Part of his authority came from his personal history. A co-founder of NARAL, Nathanson had worked alongside people like Betty Freidan to liberalize abortion laws. His eventual change of heart was big news.
A new Bernard Nathanson may have just stepped onto the world stage. Dutch physician Bert Keizer was euthanizing patients nearly 20 years before it became legal in the Netherlands. In fact, he played a significant role in its legalization. As Al Jazeera put it, “When somebody wants to die in the Netherlands, Bert Keizer is often the man they call.”
Like Nathanson, Keiser seems to be having second thoughts about the deadly system he helped create. He is especially alarmed at the developments in Great Britain, where Conservative member of parliament Andrew Mitchell predicted that euthanasia could be legal there by 2025.
Mitchell, a Conservative MP who chairs an “all-party” commission looking into the issue, told Sky News that he wasn’t talking about “a massive change,” but, instead, “very, very tight reform.” The law he would propose, says Mitchell, would contain “very strong safeguards,” such as limiting euthanasia to those with less than six months to live.
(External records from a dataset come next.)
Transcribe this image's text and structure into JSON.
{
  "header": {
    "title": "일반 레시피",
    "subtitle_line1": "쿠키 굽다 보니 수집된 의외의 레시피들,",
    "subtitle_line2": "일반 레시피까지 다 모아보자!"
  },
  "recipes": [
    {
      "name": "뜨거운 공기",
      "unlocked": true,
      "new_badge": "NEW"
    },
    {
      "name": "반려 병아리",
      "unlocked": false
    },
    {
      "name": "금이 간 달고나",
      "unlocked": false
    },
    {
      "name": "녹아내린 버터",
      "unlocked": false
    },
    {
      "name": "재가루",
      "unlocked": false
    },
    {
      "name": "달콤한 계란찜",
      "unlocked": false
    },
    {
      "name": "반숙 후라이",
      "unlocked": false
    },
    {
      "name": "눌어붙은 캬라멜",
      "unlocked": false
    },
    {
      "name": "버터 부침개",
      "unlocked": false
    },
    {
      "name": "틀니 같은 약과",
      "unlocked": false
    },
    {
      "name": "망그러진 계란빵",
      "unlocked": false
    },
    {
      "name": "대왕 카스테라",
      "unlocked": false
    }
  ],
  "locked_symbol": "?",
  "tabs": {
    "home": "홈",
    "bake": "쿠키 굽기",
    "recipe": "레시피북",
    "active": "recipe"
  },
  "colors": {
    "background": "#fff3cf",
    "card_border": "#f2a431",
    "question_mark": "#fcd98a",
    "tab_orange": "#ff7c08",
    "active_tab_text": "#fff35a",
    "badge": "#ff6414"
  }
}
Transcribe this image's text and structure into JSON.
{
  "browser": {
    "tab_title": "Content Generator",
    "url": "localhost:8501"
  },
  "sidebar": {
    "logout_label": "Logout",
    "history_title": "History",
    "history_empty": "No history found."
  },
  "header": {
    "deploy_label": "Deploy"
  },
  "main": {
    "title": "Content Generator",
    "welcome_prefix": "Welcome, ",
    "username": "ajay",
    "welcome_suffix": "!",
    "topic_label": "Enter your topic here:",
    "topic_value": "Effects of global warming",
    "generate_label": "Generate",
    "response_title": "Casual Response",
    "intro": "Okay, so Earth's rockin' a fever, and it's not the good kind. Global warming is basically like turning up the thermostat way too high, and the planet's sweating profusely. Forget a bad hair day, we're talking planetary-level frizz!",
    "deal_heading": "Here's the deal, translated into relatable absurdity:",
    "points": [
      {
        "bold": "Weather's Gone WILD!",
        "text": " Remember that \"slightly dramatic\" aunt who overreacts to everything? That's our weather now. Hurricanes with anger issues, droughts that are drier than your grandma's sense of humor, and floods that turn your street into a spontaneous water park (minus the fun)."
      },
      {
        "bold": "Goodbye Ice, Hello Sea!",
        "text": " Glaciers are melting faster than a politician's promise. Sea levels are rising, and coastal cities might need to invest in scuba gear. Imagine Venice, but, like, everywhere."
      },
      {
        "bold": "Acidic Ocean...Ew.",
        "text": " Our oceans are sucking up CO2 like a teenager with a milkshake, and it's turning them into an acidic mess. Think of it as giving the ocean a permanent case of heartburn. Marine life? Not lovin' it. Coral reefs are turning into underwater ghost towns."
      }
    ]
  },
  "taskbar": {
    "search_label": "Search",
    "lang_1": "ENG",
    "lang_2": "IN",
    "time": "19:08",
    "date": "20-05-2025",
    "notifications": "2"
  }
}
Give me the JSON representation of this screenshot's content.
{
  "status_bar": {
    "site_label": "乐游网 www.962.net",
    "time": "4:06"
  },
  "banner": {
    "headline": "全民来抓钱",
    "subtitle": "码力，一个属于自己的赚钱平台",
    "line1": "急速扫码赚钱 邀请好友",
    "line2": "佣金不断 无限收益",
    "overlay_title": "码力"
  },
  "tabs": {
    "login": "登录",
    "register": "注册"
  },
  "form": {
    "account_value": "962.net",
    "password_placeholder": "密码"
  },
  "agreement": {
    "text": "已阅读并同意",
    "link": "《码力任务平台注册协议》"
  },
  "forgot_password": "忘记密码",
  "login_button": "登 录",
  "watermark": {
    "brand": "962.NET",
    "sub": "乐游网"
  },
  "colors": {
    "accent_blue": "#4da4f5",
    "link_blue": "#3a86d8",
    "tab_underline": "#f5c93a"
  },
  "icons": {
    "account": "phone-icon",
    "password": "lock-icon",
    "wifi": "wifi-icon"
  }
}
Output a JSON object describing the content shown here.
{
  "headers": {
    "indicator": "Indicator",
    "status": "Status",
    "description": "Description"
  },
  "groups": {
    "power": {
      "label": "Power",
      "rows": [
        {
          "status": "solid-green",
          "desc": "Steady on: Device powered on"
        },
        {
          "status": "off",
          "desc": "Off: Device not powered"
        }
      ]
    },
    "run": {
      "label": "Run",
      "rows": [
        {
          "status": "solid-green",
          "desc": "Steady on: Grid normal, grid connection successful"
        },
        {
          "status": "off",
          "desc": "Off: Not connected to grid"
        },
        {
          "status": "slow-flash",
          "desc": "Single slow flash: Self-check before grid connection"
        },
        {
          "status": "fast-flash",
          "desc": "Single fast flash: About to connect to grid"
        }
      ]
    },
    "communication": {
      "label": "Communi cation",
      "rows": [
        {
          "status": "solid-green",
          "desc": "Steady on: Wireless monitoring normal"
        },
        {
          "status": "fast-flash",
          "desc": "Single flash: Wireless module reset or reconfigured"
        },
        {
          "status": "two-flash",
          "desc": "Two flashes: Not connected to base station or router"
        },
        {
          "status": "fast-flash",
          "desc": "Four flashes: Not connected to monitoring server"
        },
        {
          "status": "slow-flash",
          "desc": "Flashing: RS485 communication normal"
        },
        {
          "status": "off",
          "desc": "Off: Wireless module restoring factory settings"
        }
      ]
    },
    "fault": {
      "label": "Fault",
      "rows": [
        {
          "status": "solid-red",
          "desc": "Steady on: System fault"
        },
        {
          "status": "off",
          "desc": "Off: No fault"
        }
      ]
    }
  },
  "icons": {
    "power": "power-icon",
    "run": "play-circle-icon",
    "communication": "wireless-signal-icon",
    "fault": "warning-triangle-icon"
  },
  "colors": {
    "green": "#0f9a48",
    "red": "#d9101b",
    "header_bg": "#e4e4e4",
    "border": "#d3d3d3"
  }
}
Patients would also have to get permission from a high court judge and two doctors before proceeding.
Of course, everywhere euthanasia has been legalized also had “very strong safeguards,” which are eventually ignored, violated, or even discarded. Dr. Bert Keizer, having witnessed this up close and personal, is now warning British lawmakers to think twice before legalizing assisted suicide. Writing in the Dutch Medical Journal, Keizer admitted that his British colleagues were correct two decades ago when they warned that countries like the Netherlands, “who embark on euthanasia, venture down a slippery slope along which you irrevocably slide down to the random killing of defenseless sick people.”
Far from being confined to the terminally ill, Keizer admits that the practice, for the Dutch, has expanded to include older people who “find that their life no longer has content.” Eventually, Keiser predicts, the Dutch will expand euthanasia to include disabled children and prisoners serving life sentences. In his own words about his own country, “every time a line was drawn, it was also pushed back.”
The same lines have also been eliminated in Belgium. In Canada, doctors have advocated expanding that country’s “Medical Assistance in Dying” law to include children, even without parental consent. At least eight U.S. states have some form of so-called “death with dignity” laws, and abuses, like in Oregon, are well documented. Inevitably, what starts as legalized suicide ends in legalize homicide.
Dr. Bernard Nathanson’s change of heart about abortion eventually led him to become a Christian. Perhaps God has something similar in store for Bert Keizer. Let’s pray He does.
In the meantime, however, let’s pray his warnings are heeded. The honesty Keizer brings to the discussion about euthanasia is scandalously lacking in the debate, starting with his use of the word “euthanasia.” Phrases like “physician-assisted suicide” and, especially, “assisted dying” are Orwellian euphemisms that only obscure what is really happening: the taking of an innocent human life based on someone’s judgment that it’s no longer worth living. The Third Reich called it: lebensunwertes Leben, “lives unworthy of life.”
Dr. Keizer has given the world some much needed clarity. Let’s pray the world listens.